Even with the obvious notion that Master of the Moors is heavily influenced by classic gothic horror, Kealan Patrick Burke possesses a remarkable gift in maintaining a refreshing read without ever letting his novel feel ‘dated’. Burke’s use of visuals and keen eye to detail translates perfectly onto each page, constituting an innovating experience allowing readers to visualize, in great detail, the atmosphere, dialogue, characters, and terrifying sequences that make Master of the Moors an excellent choice for a read. Burke’s attention to detail sprinkled throughout the pages is definitely put to use as an immersive tool, and one that kept me engaged the entire time. Describing the moors in the opening sequence immediately placed me in the midst of fog shrouded by darkness. Yes, I was already freaked out.
Master of the Moors, published in 2008, takes place sometime around the 1800’s within the moors of Dartmoor by Brent Prior (village). A tragic occurrence unfolds in one particular foggy night as the search for a woman in the moors turns deadly when the rescuing party falls victim to an unseen, sinister force amidst the unforgiving darkness that consumes them. Years later, we find Brent Prior as a village plagued with loss as its’ inhabitants are resigned to a constant feeling of impending doom.
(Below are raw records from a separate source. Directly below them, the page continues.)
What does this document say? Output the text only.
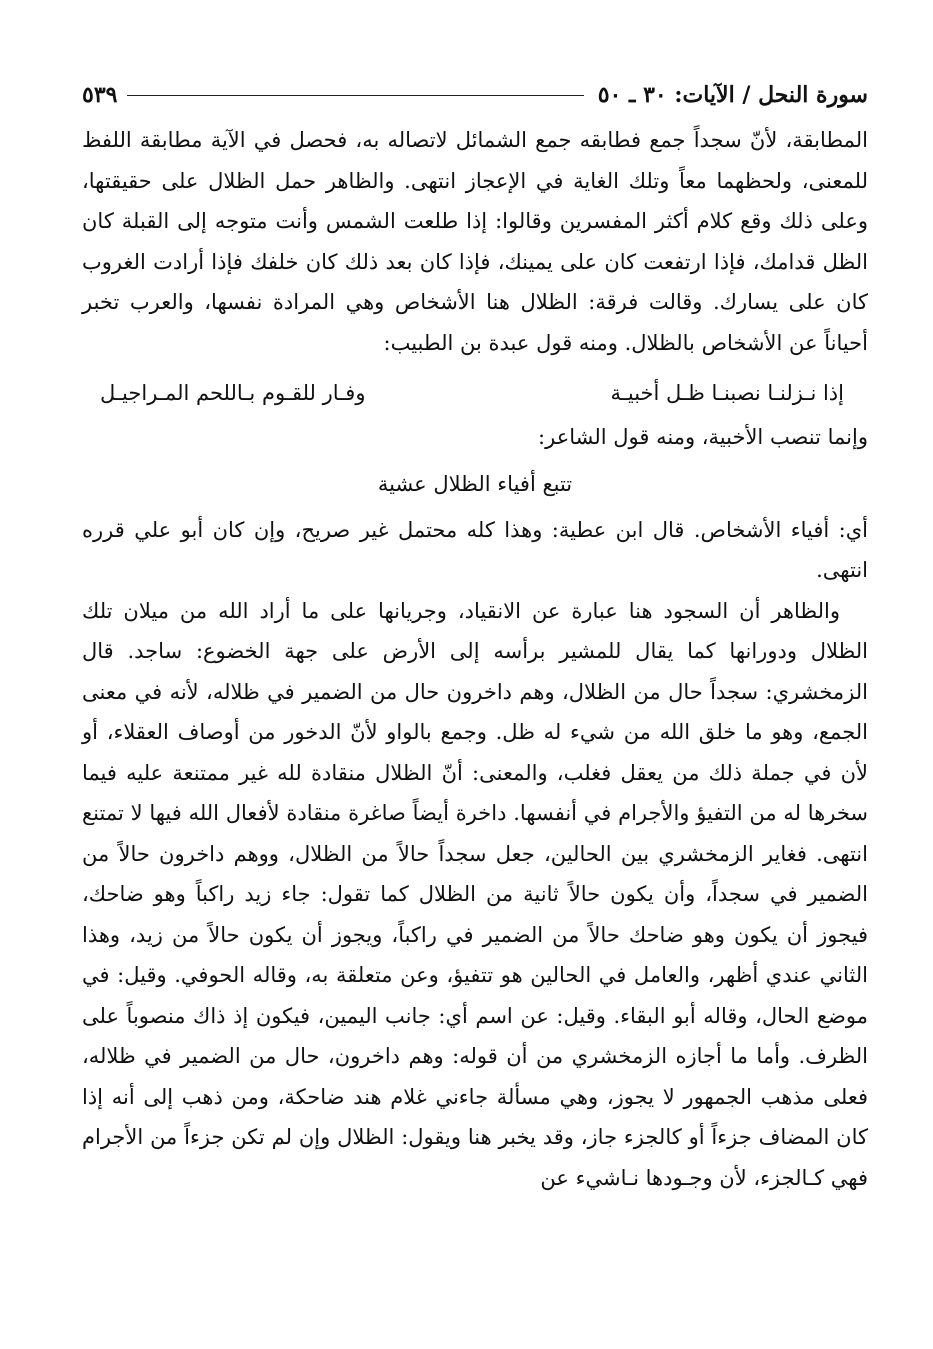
سورة النحل / الآيات: ٣٠ ـ ٥٠
٥٣٩

المطابقة، لأنّ سجداً جمع فطابقه جمع الشمائل لاتصاله به، فحصل في الآية مطابقة اللفظ للمعنى، ولحظهما معاً وتلك الغاية في الإعجاز انتهى. والظاهر حمل الظلال على حقيقتها، وعلى ذلك وقع كلام أكثر المفسرين وقالوا: إذا طلعت الشمس وأنت متوجه إلى القبلة كان الظل قدامك، فإذا ارتفعت كان على يمينك، فإذا كان بعد ذلك كان خلفك فإذا أرادت الغروب كان على يسارك. وقالت فرقة: الظلال هنا الأشخاص وهي المرادة نفسها، والعرب تخبر أحياناً عن الأشخاص بالظلال. ومنه قول عبدة بن الطبيب:

إذا نـزلنـا نصبنـا ظـل أخبيـة
وفـار للقـوم بـاللحم المـراجيـل

وإنما تنصب الأخبية، ومنه قول الشاعر:

تتبع أفياء الظلال عشية

أي: أفياء الأشخاص. قال ابن عطية: وهذا كله محتمل غير صريح، وإن كان أبو علي قرره انتهى.

والظاهر أن السجود هنا عبارة عن الانقياد، وجريانها على ما أراد الله من ميلان تلك الظلال ودورانها كما يقال للمشير برأسه إلى الأرض على جهة الخضوع: ساجد. قال الزمخشري: سجداً حال من الظلال، وهم داخرون حال من الضمير في ظلاله، لأنه في معنى الجمع، وهو ما خلق الله من شيء له ظل. وجمع بالواو لأنّ الدخور من أوصاف العقلاء، أو لأن في جملة ذلك من يعقل فغلب، والمعنى: أنّ الظلال منقادة لله غير ممتنعة عليه فيما سخرها له من التفيؤ والأجرام في أنفسها. داخرة أيضاً صاغرة منقادة لأفعال الله فيها لا تمتنع انتهى. فغاير الزمخشري بين الحالين، جعل سجداً حالاً من الظلال، ووهم داخرون حالاً من الضمير في سجداً، وأن يكون حالاً ثانية من الظلال كما تقول: جاء زيد راكباً وهو ضاحك، فيجوز أن يكون وهو ضاحك حالاً من الضمير في راكباً، ويجوز أن يكون حالاً من زيد، وهذا الثاني عندي أظهر، والعامل في الحالين هو تتفيؤ، وعن متعلقة به، وقاله الحوفي. وقيل: في موضع الحال، وقاله أبو البقاء. وقيل: عن اسم أي: جانب اليمين، فيكون إذ ذاك منصوباً على الظرف. وأما ما أجازه الزمخشري من أن قوله: وهم داخرون، حال من الضمير في ظلاله، فعلى مذهب الجمهور لا يجوز، وهي مسألة جاءني غلام هند ضاحكة، ومن ذهب إلى أنه إذا كان المضاف جزءاً أو كالجزء جاز، وقد يخبر هنا ويقول: الظلال وإن لم تكن جزءاً من الأجرام فهي كـالجزء، لأن وجـودها نـاشيء عن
The haunting visuals effectively reels the reader into the pages of Burke’s evocative writing; materializing each word in building the atmosphere and tension of Master of the Moors.
In Brent Prior, we find aging groundskeeper, Grady, responsible for tending to the manor of his employer, Mansfield, who’s currently in a catatonic state since the fateful night in the moors years prior. Mansfield’s children, Kate and her blind younger brother Neil, tend to be the subject of ridicule, mainly due to Neil’s loss of sight. As tensions build amongst the townsfolk, the arrival of a stranger (donning frayed bandages) wielding a disfigured semblance initiates a series of disappearances, as well as a mysterious fog that shrouds Brent Prior. The town is under siege by a force none can explain. Yet as the townsfolk find comfort within the confines of Brent Prior, away from the dangers of the moors, it is the mysterious fog that brings the threat of the moors to their doorstep.
Burke unleashes the forces of revenge, passion, love, and terror in a character driven narrative that often led me to blurring the lines of good and evil throughout my read. Each character arc was far from predictable, and often times offered a fair share of surprises that had me put the book down to gather my thoughts. Perhaps this was attributed to how ‘real’ these characters felt, making them so much more flawed and unpredictable. Yet I found myself revisiting several sections of the book and found little clues regarding each character that really put things into perspective; such as one’s intrinsic qualities could be the instrument of their own demise.
As an American, I found the dialect to be a nice departure from the more recognizable Americanized expressions I am acquainted with. Burke has a knack for keeping dialogue natural; not once do I ever feel discourse is out of place in any of his work.
Master of the Moors presents a terrifying novel about how the repercussions of love, loss, and revenge can reveal the wickedness in our hearts. What I found most intriguing was the malice not only lies within the moors, but inside Brent Prior itself. Kealan Patrick Burke has an impressive, as well as versatile, body of work that I always enjoy reading. Master of the Moors is a highly recommend read and a great start for those who’ve never ventured into Burke’s world. About three years ago I reviewed a novella by Burke titled, Sour Candy, that I’ll give a notable mention to. It’s that good. Thanks for reading!